Hi Wgvca :: I am not the brightest tech, but that was my thinking that you could use a stock controller as an extra handheld/walkaround. you are only linking the secondary to the main controller via the I/O port and not hooking it to a power supply therefore it only transfers data to the main controller and is not hooked to the track other wise!! like a set of secondary toggle switches powered by a main bank of switches. apparently no one has tried this with the bachman controllers, I cant see paying high price for the walkaround box which is in short supply no longer made, and I see plenty of the standard boxes running loose . Thank you for your reply !!


----------



## wvgca (Jan 21, 2013)

gandy_dancer#1 .. it probably wont work, but go ahead and try if you wish ... the ez command was lenz re-design, and the I/O port was 'first version' Xbus, uses 4 of the 6 pins only ... and outputs 12v [to power the walk around controller], and rs485 data through a RJ12 connector . Xbus has been superceded by the XpressNet protocol, but is very similar.. the main question is while the command station does output power and data, I have no idea if it can INPUT power through the xbus port to make it operational... You may want to look for an Atlas, Roco or Lenz walkaround controller ..


----------



## RT_Coker (Dec 6, 2012)

wvgca said:


> gandy_dancer#1 .. it probably wont work, but go ahead and try if you wish ... the ez command was lenz re-design, and the I/O port was 'first version' Xbus, uses 4 of the 6 pins only ... and outputs 12v [to power the walk around controller], and rs485 data through a RJ12 connector . Xbus has been superceded by the XpressNet protocol, but is very similar.. the main question is while the command station does output power and data, I have no idea if it can INPUT power through the xbus port to make it operational... You may want to look for an Atlas, Roco or Lenz walkaround controller ..


Do you have any idea where the 12v & ground pin-outs might be on this RJ12? Sounds like a good accessory power source to me. I have one that was dead on arrival, I may open it up for some investigation.
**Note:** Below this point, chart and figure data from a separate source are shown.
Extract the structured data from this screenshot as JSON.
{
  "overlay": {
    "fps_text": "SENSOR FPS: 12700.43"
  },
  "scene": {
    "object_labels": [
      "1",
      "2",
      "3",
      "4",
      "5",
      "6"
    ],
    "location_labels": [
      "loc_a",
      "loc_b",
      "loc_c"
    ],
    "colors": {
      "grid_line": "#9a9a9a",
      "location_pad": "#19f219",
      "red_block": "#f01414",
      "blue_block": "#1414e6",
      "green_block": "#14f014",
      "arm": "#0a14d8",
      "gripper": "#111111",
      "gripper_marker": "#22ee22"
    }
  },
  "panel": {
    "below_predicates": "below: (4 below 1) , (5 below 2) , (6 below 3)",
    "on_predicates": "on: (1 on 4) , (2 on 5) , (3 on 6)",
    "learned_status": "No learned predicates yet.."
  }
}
Thanks in advance.
Bob


----------



## wvgca (Jan 21, 2013)

middle two pins are data, outside end pins aren't used ... so pins 2 and 5, not sure which is power or ground off hand... not sure how much accessory power [current] that it would put out .. only used for [1] power the handheld walk around, and [2] to enable power on of accessory booster ,, if it's a DOA, why not try??

edit: forgot that some versions of ez command used 8pin rj45, only center four pins used.


----------